Guerra é guerra em qualquer época, e o resultado é dramático para todos, mas principalmente para a população mais indefesa. E na atualidade, a camada social mais vulnerável aos reflexos de um conflito armado é a classe média. Há duas grandes diferenças que vejo no momento atual em relação ao passado: Uma é que nunca estivemos tão longe do mundo real, e no caso da classe média, ainda mais, pois poucos de seus integrantes sobreviveriam se tivessem que obter alimento, ou construir abrigos, ou confeccionar vestimentas, etc; a outra é que nunca estivemos tão distantes de uma realidade belicosa, hoje a maior parte da população não sabe manusear nenhum tipo de arma, e a classe média ainda mais, com isso, a capacidade de auto proteção é bastante reduzida em caso de necessidade, pois numa guerra não tem quem chamar para nos proteger.

A maior parte dos seres humanos são ambiciosos, e a sua representação nos governos tendem a ser assim também. Ao juntar a ambição com o poder bélico temos todas as guerras que ocorrem no mundo. O ambicioso armado e ciente de que não sofrerá represálias se atacar um vizinho mais fraco, não pensará muito em faze-lo ao perceber que pode obter a riqueza acumulada pelo contemporâneo de existência. Tome como exemplo a sua cidade, se a máquina pública que mantem a ordem sair, será vizinho contra vizinho, rua contra rua, bairro contra bairro. É a tendência humana. É da natureza, muita vezes ser mais fácil tomar a caça de outro.

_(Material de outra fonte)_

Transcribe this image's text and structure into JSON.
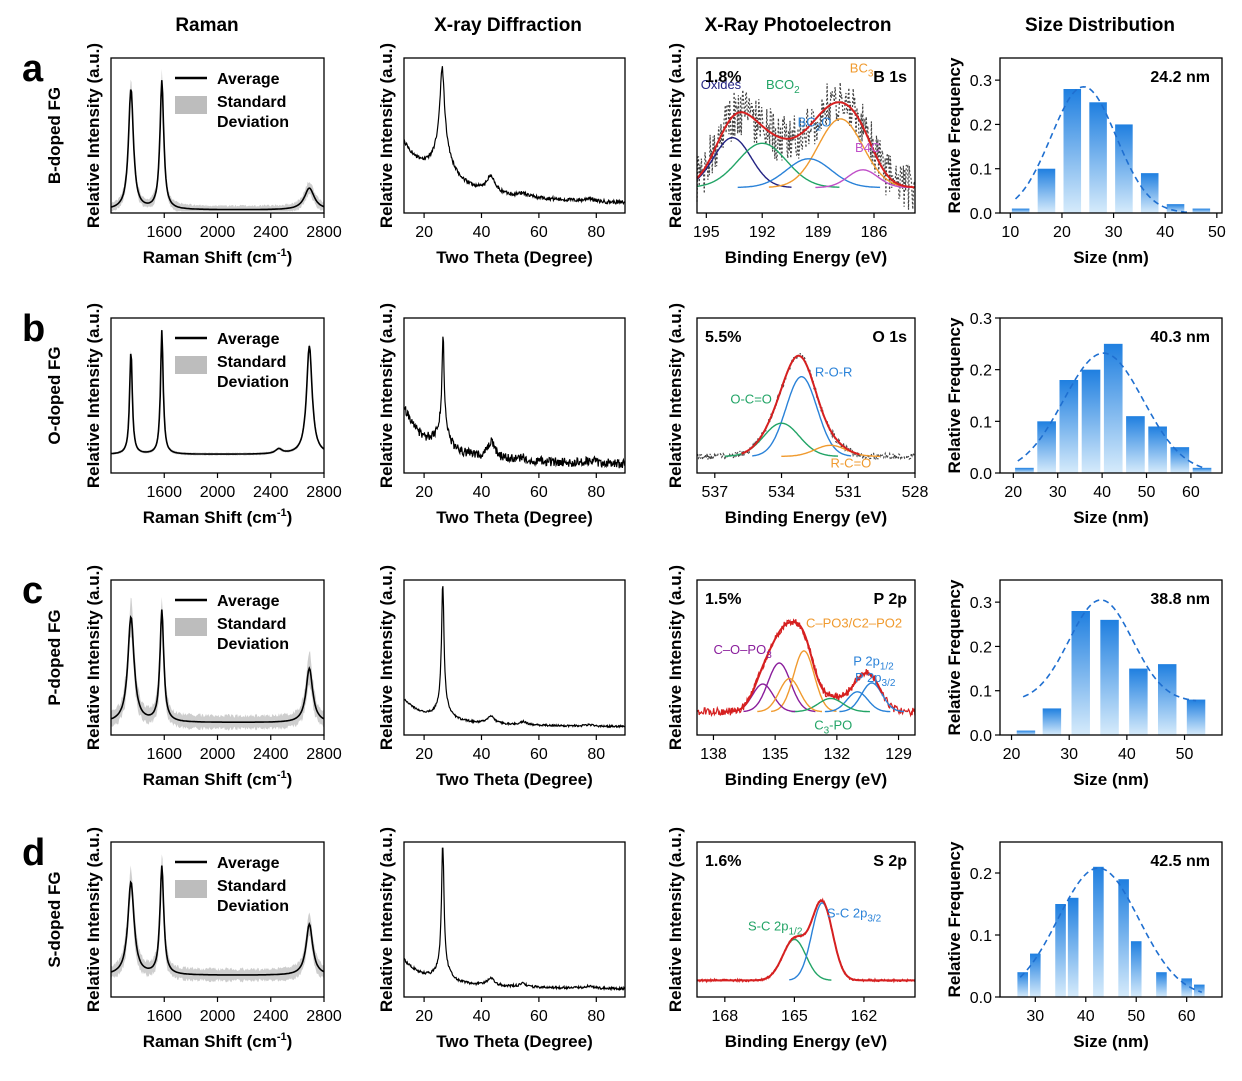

A amenização dos conflitos é lenta e tortuosa, pois quando uma briga começa é difícil conter porque ninguém quer ficar no prejuízo do sentimento da derrota. Somente um grande conciliador poderá realizar uma mediação que satisfaça ambos os lados, e sabemos que existiram poucos homens com essa capacidade na história humana. A ONU poderia fazer esse papel, mas ela serve aos interesses de um determinado grupos de países, e toda mediação que faz tem em vista satisfazer as ambições destes.

Creio que não haja fim para a guerra, e só não estamos vendo muitas mais porque diversos países obtiveram o manuseio de armas nucleares, o que, por enquanto, intimida os possíveis oponentes ambiciosos. Creio ainda na educação, de qualidade, e na boa religiosidade. O ser humano tem que domar sua ambição a ponto de não extrapolar os limites de uma vida sadia em sociedade. A atual civilização alcançou um patamar de riqueza que torna perfeitamente possível todos os seres humanos viverem de forma aceitável, mas isso só será possível quando o desejo de ter sempre mais deixar de ser motivo de admiração e passar a ser de reprovação. Quando não vermos mais as metas a serem cumpridas crescerem, é porque finalmente chegamos ao equilíbrio existencial na terra. E ninguém mais terá o desejo ou a obrigação de agredir o próximo para atingi-las.